His father smiles, bouncing him slightly.
“This here’s Dean.”
He nods to the Winchesters, thinking now he definitely should be going. Coming down to Earth was one thing, but talking to humans? It was not mentioned in his orders. He should not disobey.
He inclines his head, and turns to take his leave.
Then Dean touches him.
His tiny hand catches his ear, sliding down his cheek—and Castiel is suddenly overwhelmed, with a flood of images that nearly leaves him staggering.
A barn, lights sparking before his eyes. A rain-filled room and an archangel with murder in his eyes. A ring of holy fire, a painful glance, hands pulling a sodden trenchcoat from the water. And longing, longing, longing, a bone-deep clamoring ache, only getting stronger as the images strengthen.
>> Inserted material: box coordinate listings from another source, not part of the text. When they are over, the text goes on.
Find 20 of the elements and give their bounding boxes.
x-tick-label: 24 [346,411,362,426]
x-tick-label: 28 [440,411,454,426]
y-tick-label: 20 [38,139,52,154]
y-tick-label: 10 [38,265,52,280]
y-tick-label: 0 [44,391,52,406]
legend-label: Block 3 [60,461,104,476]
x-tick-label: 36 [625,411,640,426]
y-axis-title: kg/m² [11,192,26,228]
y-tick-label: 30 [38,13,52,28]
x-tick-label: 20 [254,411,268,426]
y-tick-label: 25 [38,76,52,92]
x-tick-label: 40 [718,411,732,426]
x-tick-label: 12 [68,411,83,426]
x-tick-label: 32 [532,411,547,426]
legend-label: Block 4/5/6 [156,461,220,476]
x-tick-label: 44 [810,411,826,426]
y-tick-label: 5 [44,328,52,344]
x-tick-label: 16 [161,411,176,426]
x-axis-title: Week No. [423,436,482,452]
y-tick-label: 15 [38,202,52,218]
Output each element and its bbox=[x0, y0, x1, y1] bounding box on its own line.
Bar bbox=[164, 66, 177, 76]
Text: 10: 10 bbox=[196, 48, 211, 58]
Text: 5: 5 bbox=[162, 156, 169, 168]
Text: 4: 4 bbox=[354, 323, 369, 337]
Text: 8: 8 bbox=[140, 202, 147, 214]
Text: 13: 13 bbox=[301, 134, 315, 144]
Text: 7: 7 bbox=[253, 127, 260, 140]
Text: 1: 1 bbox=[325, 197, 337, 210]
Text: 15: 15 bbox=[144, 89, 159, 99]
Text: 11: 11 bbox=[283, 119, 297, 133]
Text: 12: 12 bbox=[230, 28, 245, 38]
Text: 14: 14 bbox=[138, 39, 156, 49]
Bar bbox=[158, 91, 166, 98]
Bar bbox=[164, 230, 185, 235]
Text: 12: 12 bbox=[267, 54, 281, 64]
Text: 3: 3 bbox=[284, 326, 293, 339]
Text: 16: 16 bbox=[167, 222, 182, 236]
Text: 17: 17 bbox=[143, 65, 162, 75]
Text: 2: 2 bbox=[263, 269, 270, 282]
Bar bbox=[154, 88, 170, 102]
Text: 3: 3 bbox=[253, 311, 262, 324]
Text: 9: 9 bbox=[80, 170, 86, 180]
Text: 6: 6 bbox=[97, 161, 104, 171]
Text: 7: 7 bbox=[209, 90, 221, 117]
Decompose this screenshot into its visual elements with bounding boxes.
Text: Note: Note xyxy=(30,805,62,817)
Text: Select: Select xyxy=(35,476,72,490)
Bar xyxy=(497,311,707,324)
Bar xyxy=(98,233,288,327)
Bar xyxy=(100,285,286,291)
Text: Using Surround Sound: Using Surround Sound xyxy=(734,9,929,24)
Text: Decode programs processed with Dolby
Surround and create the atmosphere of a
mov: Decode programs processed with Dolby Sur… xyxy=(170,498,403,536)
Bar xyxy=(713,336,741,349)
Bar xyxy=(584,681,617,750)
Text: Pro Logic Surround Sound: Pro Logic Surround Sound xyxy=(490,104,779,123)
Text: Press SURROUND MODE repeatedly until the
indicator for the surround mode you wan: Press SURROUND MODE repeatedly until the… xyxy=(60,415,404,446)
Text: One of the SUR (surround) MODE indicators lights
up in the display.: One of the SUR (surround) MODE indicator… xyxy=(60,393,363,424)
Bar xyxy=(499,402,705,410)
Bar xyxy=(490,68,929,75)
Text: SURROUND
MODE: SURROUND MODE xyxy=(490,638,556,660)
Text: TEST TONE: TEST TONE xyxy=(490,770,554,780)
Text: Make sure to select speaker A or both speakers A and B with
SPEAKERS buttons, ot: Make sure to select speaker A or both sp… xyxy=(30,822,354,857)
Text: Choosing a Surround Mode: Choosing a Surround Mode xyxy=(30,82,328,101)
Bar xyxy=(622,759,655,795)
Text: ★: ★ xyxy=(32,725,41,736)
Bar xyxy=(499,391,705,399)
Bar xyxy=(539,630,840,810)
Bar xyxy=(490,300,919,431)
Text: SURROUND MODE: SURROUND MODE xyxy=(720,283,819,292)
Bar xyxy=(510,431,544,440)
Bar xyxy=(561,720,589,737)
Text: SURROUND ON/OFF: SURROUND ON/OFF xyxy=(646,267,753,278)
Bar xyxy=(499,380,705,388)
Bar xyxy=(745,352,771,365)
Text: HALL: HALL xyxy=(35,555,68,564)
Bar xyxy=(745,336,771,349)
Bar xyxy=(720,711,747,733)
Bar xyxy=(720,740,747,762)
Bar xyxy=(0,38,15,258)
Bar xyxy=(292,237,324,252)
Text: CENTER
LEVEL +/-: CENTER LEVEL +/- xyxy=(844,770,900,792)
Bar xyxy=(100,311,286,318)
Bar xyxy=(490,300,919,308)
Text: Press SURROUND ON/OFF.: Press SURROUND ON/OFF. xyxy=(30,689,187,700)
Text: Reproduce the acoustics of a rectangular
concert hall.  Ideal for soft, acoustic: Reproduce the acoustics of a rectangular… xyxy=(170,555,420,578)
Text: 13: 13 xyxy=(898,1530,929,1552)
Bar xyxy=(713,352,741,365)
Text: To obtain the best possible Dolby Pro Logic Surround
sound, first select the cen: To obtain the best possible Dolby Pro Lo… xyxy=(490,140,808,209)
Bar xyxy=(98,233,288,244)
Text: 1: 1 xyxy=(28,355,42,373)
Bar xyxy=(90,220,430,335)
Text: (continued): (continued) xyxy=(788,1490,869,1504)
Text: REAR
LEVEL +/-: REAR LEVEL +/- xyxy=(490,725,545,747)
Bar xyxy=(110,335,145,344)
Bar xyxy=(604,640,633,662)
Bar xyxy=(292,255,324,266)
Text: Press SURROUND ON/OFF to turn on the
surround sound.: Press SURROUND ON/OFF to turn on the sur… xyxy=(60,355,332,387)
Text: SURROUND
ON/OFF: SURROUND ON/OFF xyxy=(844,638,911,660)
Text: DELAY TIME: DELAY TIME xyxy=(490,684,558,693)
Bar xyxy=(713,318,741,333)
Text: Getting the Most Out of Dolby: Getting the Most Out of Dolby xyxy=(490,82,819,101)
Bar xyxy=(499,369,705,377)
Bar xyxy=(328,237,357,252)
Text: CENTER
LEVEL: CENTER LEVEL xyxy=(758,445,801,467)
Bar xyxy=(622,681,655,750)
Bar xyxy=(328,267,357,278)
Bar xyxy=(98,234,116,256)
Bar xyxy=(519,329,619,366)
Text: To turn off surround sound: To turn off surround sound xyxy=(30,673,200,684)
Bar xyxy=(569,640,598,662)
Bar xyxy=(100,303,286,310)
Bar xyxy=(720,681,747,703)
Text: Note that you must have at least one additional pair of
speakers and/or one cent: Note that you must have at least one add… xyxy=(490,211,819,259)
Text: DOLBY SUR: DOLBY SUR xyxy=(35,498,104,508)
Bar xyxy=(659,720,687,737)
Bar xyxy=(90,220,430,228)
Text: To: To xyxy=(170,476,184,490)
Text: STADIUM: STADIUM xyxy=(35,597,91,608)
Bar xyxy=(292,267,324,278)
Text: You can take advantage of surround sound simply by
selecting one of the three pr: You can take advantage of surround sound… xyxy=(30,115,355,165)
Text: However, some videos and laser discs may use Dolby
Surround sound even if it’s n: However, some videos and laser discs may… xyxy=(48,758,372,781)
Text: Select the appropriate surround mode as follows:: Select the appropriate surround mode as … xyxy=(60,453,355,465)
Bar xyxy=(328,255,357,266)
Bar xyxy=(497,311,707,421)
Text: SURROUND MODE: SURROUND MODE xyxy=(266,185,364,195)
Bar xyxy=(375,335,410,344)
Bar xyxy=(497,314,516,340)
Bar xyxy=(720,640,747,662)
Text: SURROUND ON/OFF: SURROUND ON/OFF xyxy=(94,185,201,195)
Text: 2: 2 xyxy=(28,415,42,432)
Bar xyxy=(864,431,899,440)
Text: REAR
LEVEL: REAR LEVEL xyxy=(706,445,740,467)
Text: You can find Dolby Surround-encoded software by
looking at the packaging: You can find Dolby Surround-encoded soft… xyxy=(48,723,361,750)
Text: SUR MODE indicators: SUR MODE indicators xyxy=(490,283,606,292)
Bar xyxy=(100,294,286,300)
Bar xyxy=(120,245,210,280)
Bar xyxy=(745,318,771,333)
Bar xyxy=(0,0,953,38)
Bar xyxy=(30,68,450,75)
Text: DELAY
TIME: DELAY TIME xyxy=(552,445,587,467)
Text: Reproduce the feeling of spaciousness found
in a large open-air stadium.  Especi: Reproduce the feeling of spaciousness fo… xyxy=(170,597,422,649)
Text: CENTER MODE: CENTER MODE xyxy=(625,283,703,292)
Blood on his hands, not his own—and a hand on his face, begged words, his name said, over and over. Then not in pain, or hurt, or fear—but in heat. Passion.
He touches him, and Castiel knows instantly.
Dean Winchester is 22 months, 19 days, and 5 hours old. And in roughly 28 years, Castiel will meet him again. In the fiery pits of Hell.
He does not move. Castiel watches this small child, innocent, unknowing, still grasping at Castiel’s hair. He has no idea.
Castiel decides it makes him…sad.
He quickly backs away, ignoring the odd look Dean’s parents give him. They will not remember this. They will not remember an encounter with a strange boy, one cold December day, too long ago.
He ducks into an alley and disappears.
He safely returns Jimmy Novak to his bed, and for his benefit as much as his own, wipes the encounter from the boy’s mind. He is not so sure Jimmy would be so easily convinced a second time.
He returns quietly to Heaven, and his superiors radiate pride and happiness at his success. Castiel goes back to what he had always done before, working beside his brothers and sisters, and tries not to think of the human, with green eyes and the sun in his smile.
Yes, angels do not go down on earth.
But Castiel does. And he will go again.